Aujourd’hui, les syndicats financés par l’ennemi (l’Etat entre autres), les politiciens et diverses organisations qui, loin de réaliser des améliorations pour les travailleurs, ont passé tant d’années pour appauvrir le peuple, tentent de confisquer nos luttes, notre histoire et même nos morts. La ligne qui sépare les ennemis du peuple de « leurs alliés » n’a jamais été aussi floue ; nous étudions et analysons de moins en moins, nous n’apprenons pas de l’histoire et finalement nous sommes guidés par des politiciens et des syndicats qui jouent le jeu des actionnaires, des patrons et des riches. Les médias jouent un grand rôle dans la confiscation de la mémoire ouvrière.

Nous ne devons pas oublier que la meilleure façon de conserver notre mémoire est de continuer le combat que de nombreux militants ont commencé. Nous sommes des anarchistes dans un monde qui ne veut pas nous laisser dans l’histoire, c’est pourquoi nous devons prendre les devants. Si nous commémorons le 1er mai, nous devons montrer au monde quelles sont les raisons pour lesquelles les camarades de Chicago ont été assassinés. Ces travailleurs ont été tués pour avoir défendu une société fondée sur l’égalité et la liberté, c’est pourquoi ils les ont tués, tout comme ils le font aujourd’hui et ils continueront à le faire avec des méthodes plus camouflées telles que la prison, ce qui fait de vous un mort-vivant. Une société ou un mouvement qui, comme dans la mémoire historique, se concentre sur les morts et non sur les raisons de leur mort, est voué à l’échec. Telle est la grande réussite du système. Si nous ne sommes pas critiques sur ce que font le capitalisme et les patrons: assassiner, manipuler la réalité et, bien sûr, transformer l’histoire à leur avantage, nous perdrons.
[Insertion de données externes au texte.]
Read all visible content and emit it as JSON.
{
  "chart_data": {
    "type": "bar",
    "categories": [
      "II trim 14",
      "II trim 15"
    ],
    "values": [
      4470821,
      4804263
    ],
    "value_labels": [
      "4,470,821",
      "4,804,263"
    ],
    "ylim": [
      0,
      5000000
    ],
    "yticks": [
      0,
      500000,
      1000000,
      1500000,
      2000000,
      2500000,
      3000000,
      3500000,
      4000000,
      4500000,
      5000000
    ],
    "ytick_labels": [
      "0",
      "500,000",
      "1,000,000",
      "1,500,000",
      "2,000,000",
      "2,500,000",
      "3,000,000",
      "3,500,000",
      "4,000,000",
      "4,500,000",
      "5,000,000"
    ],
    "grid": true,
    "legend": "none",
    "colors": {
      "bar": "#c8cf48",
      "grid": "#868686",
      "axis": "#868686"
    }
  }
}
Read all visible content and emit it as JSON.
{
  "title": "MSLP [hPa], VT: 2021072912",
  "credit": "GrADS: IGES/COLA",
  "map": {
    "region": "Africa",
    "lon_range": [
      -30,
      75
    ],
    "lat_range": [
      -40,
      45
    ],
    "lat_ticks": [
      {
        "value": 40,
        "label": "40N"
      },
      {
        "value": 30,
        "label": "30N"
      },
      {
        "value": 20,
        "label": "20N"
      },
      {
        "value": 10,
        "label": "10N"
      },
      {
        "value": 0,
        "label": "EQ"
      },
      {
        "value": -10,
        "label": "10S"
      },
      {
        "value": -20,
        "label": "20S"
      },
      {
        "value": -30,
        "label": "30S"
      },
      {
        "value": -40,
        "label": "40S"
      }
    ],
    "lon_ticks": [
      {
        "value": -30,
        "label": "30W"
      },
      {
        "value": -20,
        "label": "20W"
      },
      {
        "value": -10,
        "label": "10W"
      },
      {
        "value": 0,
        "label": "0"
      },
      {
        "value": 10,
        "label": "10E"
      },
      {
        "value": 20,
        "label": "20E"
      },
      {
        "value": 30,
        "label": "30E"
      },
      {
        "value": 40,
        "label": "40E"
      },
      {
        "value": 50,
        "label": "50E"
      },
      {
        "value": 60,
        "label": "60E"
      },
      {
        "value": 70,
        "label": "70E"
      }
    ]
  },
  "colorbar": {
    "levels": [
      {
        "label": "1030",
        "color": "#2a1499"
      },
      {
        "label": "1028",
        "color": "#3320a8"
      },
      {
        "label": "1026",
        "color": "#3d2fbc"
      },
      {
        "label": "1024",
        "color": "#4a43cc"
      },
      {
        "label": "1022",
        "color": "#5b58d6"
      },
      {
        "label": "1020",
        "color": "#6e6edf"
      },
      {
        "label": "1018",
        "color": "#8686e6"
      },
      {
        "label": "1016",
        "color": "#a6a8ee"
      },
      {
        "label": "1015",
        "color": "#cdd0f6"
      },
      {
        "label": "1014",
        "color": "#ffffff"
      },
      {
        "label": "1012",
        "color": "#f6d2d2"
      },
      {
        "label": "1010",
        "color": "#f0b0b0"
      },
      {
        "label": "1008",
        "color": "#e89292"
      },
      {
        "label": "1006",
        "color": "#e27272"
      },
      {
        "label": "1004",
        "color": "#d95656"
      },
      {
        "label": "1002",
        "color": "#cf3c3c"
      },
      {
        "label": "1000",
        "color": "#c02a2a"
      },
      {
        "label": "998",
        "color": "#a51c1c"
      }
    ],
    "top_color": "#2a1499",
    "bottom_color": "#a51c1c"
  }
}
Les martyrs de Chicago ont combattu pour un emploi digne, ils ne se sont pas battus pour une hypothèque et une maison. Ils ne se battaient pas pour que la police «s’occupe des rues», ni pour que les politiciens décident pour eux et leur mentent; Ils se sont battus pour la révolution sociale, dans l’idée infatigable que la classe ouvrière possède ce qui est produit et décide quoi produire et comment organiser sa vie, sans patrons ni exploiteurs, en entraide et en solidarité, c’est-à-dire en anarchie. Une belle idée à suivre et que nous poursuivrons jusqu’à sa réalisation. Diffusons l’idée et souvenons-nous de l’idée libertaire.

Comme l’a dit August Spies, l’un de ceux qui ont été assassinés à Chicago, « le temps viendra où notre silence sera plus puissant que les voix que vous étranglez aujourd’hui ». Ce sont des situations de besoin qui créent des révolutions, ou du moins jusqu’à présent. Le chômage va exploser, la misère va croître, la planète est attaquée sous toutes les latitudes, la liberté continuera à s’amenuiser…Qu’attendons-nous?